One blackfella been coming along from Kurrkumalu. He been see — 'Hello somebody there'. Kartiya [white man] been reading book. Right, he been hookem up [spear] now, rip 'em. Kartiya been look around for revolver — bang! Same time they finished. Two [of] them finished there poor bugger.
Whyalla Jindibee
We saw a native running towards us fully armed. He was watching Tobin all the time ... and just as the native moved with his spear Tobin raised his rifle and fired just after the native had discharged his spear which entered Tobin's right breast. The native fell ...

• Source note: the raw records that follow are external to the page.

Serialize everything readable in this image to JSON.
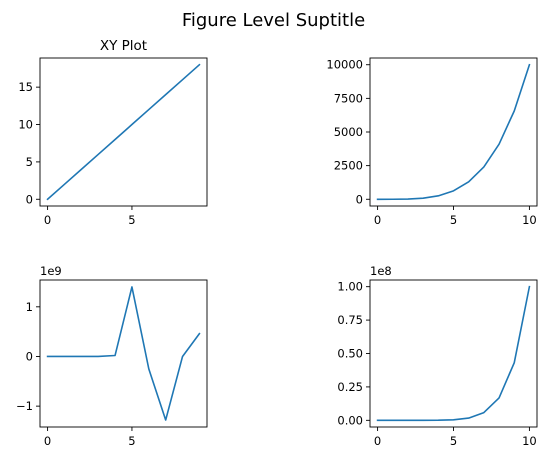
{
  "figure": {
    "suptitle": "Figure Level Suptitle",
    "line_color": "#1f77b4"
  },
  "chart_data": [
    {
      "type": "line",
      "title": "XY Plot",
      "xlabel": "",
      "ylabel": "",
      "x": [
        0,
        1,
        2,
        3,
        4,
        5,
        6,
        7,
        8,
        9
      ],
      "series": [
        {
          "values": [
            0,
            2,
            4,
            6,
            8,
            10,
            12,
            14,
            16,
            18
          ]
        }
      ],
      "xlim": [
        -0.45,
        9.45
      ],
      "ylim": [
        -0.9,
        18.9
      ],
      "xticks": [
        0,
        5
      ],
      "xtick_labels": [
        "0",
        "5"
      ],
      "yticks": [
        0,
        5,
        10,
        15
      ],
      "ytick_labels": [
        "0",
        "5",
        "10",
        "15"
      ],
      "offset_label": "",
      "grid": false
    },
    {
      "type": "line",
      "title": "",
      "xlabel": "",
      "ylabel": "",
      "x": [
        0,
        1,
        2,
        3,
        4,
        5,
        6,
        7,
        8,
        9,
        10
      ],
      "series": [
        {
          "values": [
            0,
            1,
            16,
            81,
            256,
            625,
            1296,
            2401,
            4096,
            6561,
            10000
          ]
        }
      ],
      "xlim": [
        -0.5,
        10.5
      ],
      "ylim": [
        -500,
        10500
      ],
      "xticks": [
        0,
        5,
        10
      ],
      "xtick_labels": [
        "0",
        "5",
        "10"
      ],
      "yticks": [
        0,
        2500,
        5000,
        7500,
        10000
      ],
      "ytick_labels": [
        "0",
        "2500",
        "5000",
        "7500",
        "10000"
      ],
      "offset_label": "",
      "grid": false
    },
    {
      "type": "line",
      "title": "",
      "xlabel": "",
      "ylabel": "",
      "x": [
        0,
        1,
        2,
        3,
        4,
        5,
        6,
        7,
        8,
        9
      ],
      "series": [
        {
          "values": [
            0,
            0,
            0,
            0,
            20000000,
            1400000000,
            -250000000,
            -1280000000,
            0,
            460000000
          ]
        }
      ],
      "xlim": [
        -0.45,
        9.45
      ],
      "ylim": [
        -1420000000,
        1540000000
      ],
      "xticks": [
        0,
        5
      ],
      "xtick_labels": [
        "0",
        "5"
      ],
      "yticks": [
        -1000000000,
        0,
        1000000000
      ],
      "ytick_labels": [
        "−1",
        "0",
        "1"
      ],
      "offset_label": "1e9",
      "grid": false
    },
    {
      "type": "line",
      "title": "",
      "xlabel": "",
      "ylabel": "",
      "x": [
        0,
        1,
        2,
        3,
        4,
        5,
        6,
        7,
        8,
        9,
        10
      ],
      "series": [
        {
          "values": [
            0,
            1,
            256,
            6561,
            65536,
            390625,
            1679616,
            5764801,
            16777216,
            43046721,
            100000000
          ]
        }
      ],
      "xlim": [
        -0.5,
        10.5
      ],
      "ylim": [
        -5000000,
        105000000
      ],
      "xticks": [
        0,
        5,
        10
      ],
      "xtick_labels": [
        "0",
        "5",
        "10"
      ],
      "yticks": [
        0,
        25000000,
        50000000,
        75000000,
        100000000
      ],
      "ytick_labels": [
        "0.00",
        "0.25",
        "0.50",
        "0.75",
        "1.00"
      ],
      "offset_label": "1e8",
      "grid": false
    }
  ]
}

Alfred Canning, evidence given to the royal commission, 1908
Lumpulumpu, 2007
Manmarr Daisy Andrews, Mangkaja Arts, acrylic on canvas, 90 x 118.5 cm
These are the hills around Lumpulumpu, a place with mixed memories for me. It is beautiful Country with sad feelings from the past. This is my mother and father's Country, between Christmas Creek station and Cherrabun station. Before I was born, my family lived around this area. It is good rocky Country. There is good living water here. My father [father's brother] was killed here at Lumpulumpu.
Our people came down from the Canning Stock Route and stayed at Lumpulumpu. They speared some cattle there for tucker and the station men got angry and killed lots of our people. My brother Boxer told me this story; he saw it happen. He told me that those men killed our men and a lot of our women too. They used to just kill the people and burn them. They just put kerosene on them.
Sunday Well, 2008
Dadda Samson, Martumili Artists, acrylic on canvas, 120.5 x 76 cm
People used to stay here. When people see the whitefella they used to run away, up to the hills and rocks. They were afraid of the whitefellas. My mother and my brothers ran away, right up to Puntawarri because the whitefellas were shooting at the Martu people. They were sneaking in and the gun went off, and they all ran and just kept running and running until they got to Puntawarri.
Purlpa, 2007
Dadda Samson, Martumili Artists, acrylic on linen, 125.5 x 78.5 cm
Purlpa is my mummy's Country near Mungarlu. My mother walked with my three brothers right down to Jigalong. On the way they stopped at Sunday Well. Whitefellas used to shoot people here and just leave them lying on the ground. [My family] were just travelling through here. When they saw the white people shooting they ran away to Puntawarri.
Tiwa, 2008
Lily Long, Martumili Artists, acrylic on canvas, 89.5 x 92.5 cm
This is the Canning Stock Route. This is the big hill where, a long time ago, my mother, father, my sister, Amy, and my brother used to live. We would sometimes climb up on that hill and see drovers. They put the government well [26] next to Tiwa jurnu [soak] when they were building the stock route.
The hills in this painting, Partujarapili, relate to the Jukurrpa story of an old woman who tried to poison the ancestral heroes Wati Kutjarra. These ancestral narratives found sad echoes in stock route history as well.
This used to happen to Aboriginal people on the Canning Stock Route too. My auntie's husband was poisoned by white people. They used to leave bullock leg with poison for people to eat.